Send an enquiry to Immi and they'll explain.


----------



## raysool (Sep 28, 2010)

adeelijaz49 said:


> dear wanderer
> i have filled the complete online app, and the last page is for payment, i have scanned through many times, till the last payment page. It doesnt offer checklist. I am not asking without doing my home work sir


Dear sir,
1- the online checklist appears after paying the fees and entering the final step of the application.
2- the form 80 must be requested first then sent.
it is included in the application checklist & it is also mentioned that you don't start the police checks unless requested to do so.

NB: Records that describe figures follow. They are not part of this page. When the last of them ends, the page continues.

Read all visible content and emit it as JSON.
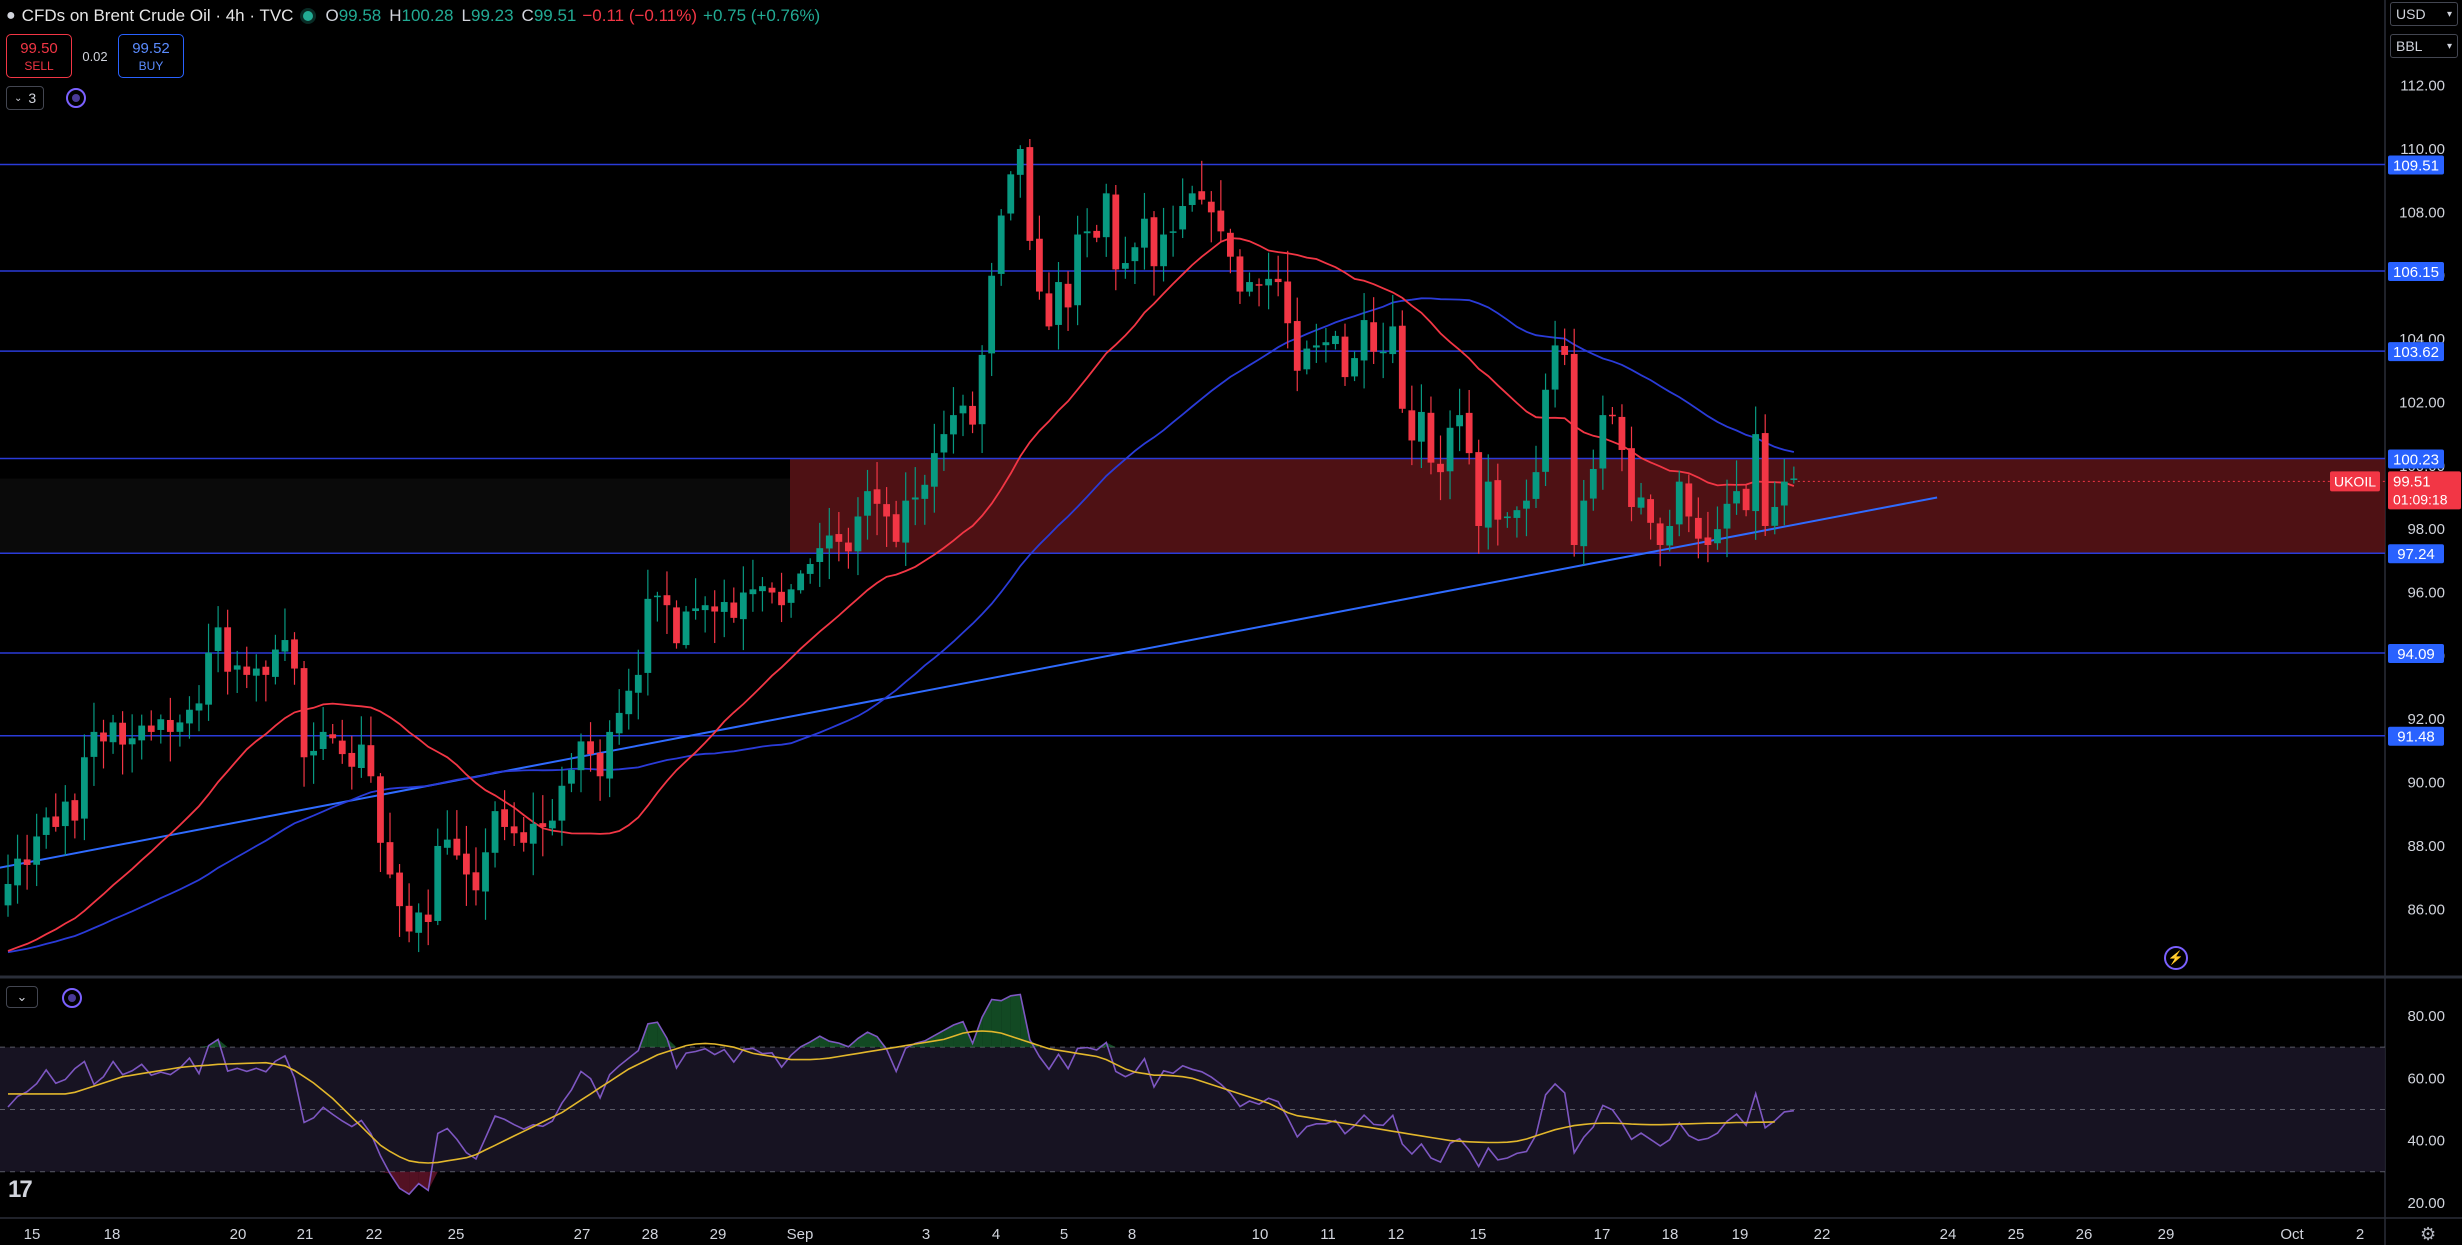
{
  "header": {
    "title": "CFDs on Brent Crude Oil · 4h · TVC",
    "open_label": "O",
    "open": "99.58",
    "high_label": "H",
    "high": "100.28",
    "low_label": "L",
    "low": "99.23",
    "close_label": "C",
    "close": "99.51",
    "change": "−0.11 (−0.11%)",
    "change2": "+0.75 (+0.76%)"
  },
  "trade": {
    "sell_price": "99.50",
    "sell_label": "SELL",
    "spread": "0.02",
    "buy_price": "99.52",
    "buy_label": "BUY"
  },
  "indicators_collapse": "3",
  "units": {
    "currency": "USD",
    "unit": "BBL"
  },
  "colors": {
    "up": "#089981",
    "down": "#f23645",
    "sma_red": "#f23645",
    "sma_blue": "#2a3bd8",
    "level_line": "#2a3bd8",
    "level_box": "#2962ff",
    "zone": "#5c1418",
    "trendline": "#2f6bff",
    "rsi": "#7e57c2",
    "rsi_ma": "#e2b72c"
  },
  "chart_data": [
    {
      "type": "candlestick",
      "symbol": "UKOIL",
      "timeframe": "4h",
      "y_ticks": [
        "112.00",
        "110.00",
        "108.00",
        "106.00",
        "104.00",
        "102.00",
        "100.00",
        "98.00",
        "96.00",
        "94.00",
        "92.00",
        "90.00",
        "88.00",
        "86.00"
      ],
      "ylim": [
        84.8,
        112.5
      ],
      "x_labels": [
        "15",
        "18",
        "20",
        "21",
        "22",
        "25",
        "27",
        "28",
        "29",
        "Sep",
        "3",
        "4",
        "5",
        "8",
        "10",
        "11",
        "12",
        "15",
        "17",
        "18",
        "19",
        "22",
        "24",
        "25",
        "26",
        "29",
        "Oct",
        "2"
      ],
      "horizontal_levels": [
        "109.51",
        "106.15",
        "103.62",
        "100.23",
        "97.24",
        "94.09",
        "91.48"
      ],
      "zone": {
        "from": 97.24,
        "to": 100.23
      },
      "trendline": {
        "from": {
          "x": "23",
          "y": 84.6
        },
        "to": {
          "x": "29",
          "y": 99.0
        }
      },
      "last_price_label": {
        "symbol": "UKOIL",
        "price": "99.51",
        "countdown": "01:09:18"
      },
      "closes": [
        86.8,
        87.6,
        87.4,
        88.3,
        88.9,
        88.6,
        89.4,
        88.8,
        90.8,
        91.6,
        91.3,
        91.9,
        91.2,
        91.4,
        91.8,
        91.6,
        92.0,
        91.6,
        91.9,
        92.3,
        92.5,
        94.1,
        94.9,
        93.5,
        93.7,
        93.4,
        93.6,
        93.4,
        94.2,
        94.5,
        93.6,
        90.8,
        91.0,
        91.6,
        91.4,
        90.9,
        90.5,
        91.2,
        90.2,
        88.1,
        87.1,
        86.1,
        85.3,
        85.9,
        85.6,
        88.0,
        88.2,
        87.7,
        87.1,
        86.6,
        87.8,
        89.1,
        88.6,
        88.4,
        88.1,
        88.7,
        88.6,
        88.8,
        89.9,
        90.4,
        91.3,
        90.9,
        90.2,
        91.6,
        92.2,
        92.9,
        93.4,
        95.8,
        95.9,
        95.6,
        94.4,
        95.4,
        95.5,
        95.6,
        95.4,
        95.7,
        95.2,
        96.0,
        96.1,
        96.2,
        96.0,
        95.6,
        96.1,
        96.6,
        96.9,
        97.4,
        97.8,
        97.6,
        97.3,
        98.4,
        99.2,
        98.8,
        98.4,
        97.6,
        98.9,
        99.0,
        99.4,
        100.4,
        101.0,
        101.6,
        101.9,
        101.3,
        103.5,
        106.0,
        107.9,
        109.2,
        110.0,
        107.1,
        105.5,
        104.4,
        105.8,
        105.0,
        107.3,
        107.4,
        107.2,
        108.6,
        106.2,
        106.4,
        106.9,
        107.8,
        106.3,
        107.3,
        107.4,
        108.2,
        108.6,
        108.4,
        108.0,
        107.4,
        106.6,
        105.5,
        105.8,
        105.7,
        105.9,
        105.8,
        104.5,
        103.0,
        103.7,
        103.8,
        103.9,
        104.1,
        102.8,
        103.4,
        104.6,
        103.6,
        103.6,
        104.4,
        101.8,
        100.8,
        101.7,
        100.1,
        99.8,
        101.2,
        101.6,
        100.4,
        98.1,
        99.5,
        98.3,
        98.4,
        98.6,
        98.9,
        99.8,
        102.4,
        103.8,
        103.5,
        97.5,
        98.9,
        99.9,
        101.6,
        101.6,
        100.5,
        98.7,
        99.0,
        98.2,
        97.5,
        98.1,
        99.5,
        98.4,
        97.7,
        97.5,
        98.0,
        98.8,
        99.2,
        98.6,
        101.0,
        98.1,
        98.7,
        99.5,
        99.6
      ]
    },
    {
      "type": "line",
      "title": "RSI",
      "y_ticks": [
        "80.00",
        "60.00",
        "40.00",
        "20.00"
      ],
      "ylim": [
        17,
        87
      ],
      "bands": {
        "upper": 70,
        "middle": 50,
        "lower": 30
      },
      "series": [
        {
          "key": "rsi",
          "values": [
            50.8,
            54.2,
            55.7,
            58.3,
            62.7,
            58.4,
            59.6,
            63.1,
            65.4,
            58.0,
            60.5,
            65.4,
            61.2,
            62.4,
            64.5,
            61.0,
            62.0,
            61.2,
            63.3,
            66.5,
            61.5,
            70.5,
            72.5,
            62.3,
            63.2,
            62.2,
            63.2,
            62.1,
            65.5,
            67.2,
            60.1,
            45.8,
            47.3,
            50.7,
            48.4,
            46.3,
            44.5,
            46.5,
            42.2,
            35.1,
            29.4,
            24.7,
            22.8,
            26.2,
            24.0,
            42.3,
            43.9,
            40.4,
            36.1,
            34.1,
            40.9,
            47.9,
            46.8,
            45.1,
            43.7,
            45.1,
            44.6,
            46.3,
            52.0,
            56.3,
            62.2,
            59.9,
            53.7,
            61.2,
            64.0,
            66.5,
            68.9,
            77.5,
            78.0,
            72.8,
            63.3,
            68.1,
            68.6,
            69.5,
            67.6,
            69.2,
            65.2,
            69.3,
            69.6,
            67.9,
            68.2,
            63.6,
            67.4,
            70.1,
            71.7,
            73.5,
            71.9,
            71.3,
            70.1,
            72.8,
            74.8,
            73.4,
            69.3,
            62.2,
            69.7,
            71.2,
            72.0,
            73.7,
            75.4,
            77.1,
            78.2,
            71.2,
            79.6,
            85.3,
            84.9,
            86.5,
            86.9,
            72.4,
            67.0,
            62.9,
            67.7,
            63.1,
            69.6,
            69.9,
            69.1,
            71.5,
            62.2,
            60.5,
            62.0,
            66.3,
            57.2,
            62.4,
            61.6,
            64.0,
            62.9,
            62.1,
            60.4,
            58.1,
            55.2,
            50.9,
            52.7,
            51.7,
            53.6,
            52.5,
            47.3,
            41.2,
            44.5,
            45.4,
            45.4,
            46.5,
            42.2,
            44.8,
            48.2,
            45.2,
            44.9,
            48.1,
            38.9,
            35.7,
            38.9,
            34.4,
            33.1,
            39.1,
            40.6,
            36.9,
            31.7,
            37.6,
            33.8,
            34.4,
            35.9,
            36.5,
            41.8,
            54.7,
            58.2,
            55.3,
            36.1,
            41.1,
            44.4,
            51.3,
            49.9,
            45.6,
            40.4,
            42.4,
            40.4,
            38.3,
            40.3,
            45.7,
            41.6,
            40.1,
            40.7,
            42.4,
            46.2,
            48.5,
            44.9,
            55.1,
            44.1,
            46.4,
            49.2,
            49.6
          ]
        },
        {
          "key": "rsi_ma",
          "values": [
            55.0,
            55.0,
            55.0,
            55.0,
            55.0,
            55.0,
            55.0,
            55.5,
            56.5,
            57.5,
            58.5,
            59.5,
            60.5,
            61.0,
            61.5,
            62.0,
            62.5,
            63.0,
            63.5,
            63.8,
            64.0,
            64.2,
            64.5,
            64.6,
            64.7,
            64.8,
            64.9,
            65.0,
            64.5,
            64.0,
            62.5,
            60.5,
            58.5,
            56.0,
            53.5,
            50.5,
            47.5,
            44.5,
            41.5,
            38.5,
            36.5,
            34.8,
            33.5,
            33.0,
            32.8,
            33.0,
            33.5,
            34.0,
            34.5,
            35.5,
            37.0,
            38.5,
            40.0,
            41.5,
            43.0,
            44.5,
            46.0,
            47.5,
            49.0,
            51.0,
            53.0,
            55.0,
            57.0,
            59.0,
            61.0,
            63.0,
            64.5,
            66.0,
            67.5,
            68.5,
            69.5,
            70.5,
            71.0,
            71.2,
            71.0,
            70.5,
            70.0,
            69.0,
            68.0,
            67.5,
            67.0,
            66.5,
            66.0,
            66.0,
            66.0,
            66.2,
            66.5,
            67.0,
            67.5,
            68.0,
            68.5,
            69.0,
            69.5,
            70.0,
            70.5,
            71.0,
            71.5,
            72.0,
            72.5,
            73.5,
            74.5,
            75.0,
            75.2,
            75.0,
            74.5,
            73.5,
            72.5,
            71.5,
            70.5,
            69.5,
            69.0,
            68.5,
            68.0,
            67.5,
            67.0,
            66.0,
            64.5,
            63.0,
            62.0,
            61.5,
            61.0,
            61.0,
            60.8,
            60.5,
            60.0,
            59.0,
            58.0,
            57.0,
            56.0,
            55.0,
            54.0,
            53.0,
            52.0,
            50.5,
            49.0,
            48.0,
            47.5,
            47.0,
            46.5,
            46.0,
            45.5,
            45.0,
            44.5,
            44.0,
            43.5,
            43.0,
            42.5,
            42.0,
            41.5,
            41.0,
            40.5,
            40.0,
            39.8,
            39.6,
            39.5,
            39.4,
            39.4,
            39.5,
            39.8,
            40.5,
            41.5,
            42.5,
            43.5,
            44.2,
            44.8,
            45.2,
            45.5,
            45.6,
            45.6,
            45.5,
            45.3,
            45.2,
            45.1,
            45.1,
            45.2,
            45.3,
            45.4,
            45.5,
            45.6,
            45.6,
            45.7,
            45.8,
            45.8,
            45.9,
            45.9,
            46.0
          ]
        }
      ]
    }
  ]
}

i hope i answered all your questions.


----------



## adeelijaz49 (Nov 26, 2010)

raysool said:


> Dear sir,
> 1- the online checklist appears after paying the fees and entering the final step of the application.
> 2- the form 80 must be requested first then sent.
> it is included in the application checklist & it is also mentioned that you don't start the police checks unless requested to do so.
> ...


thanks dude.....
I am just a bit nervous. Big amount submitted for the first time


----------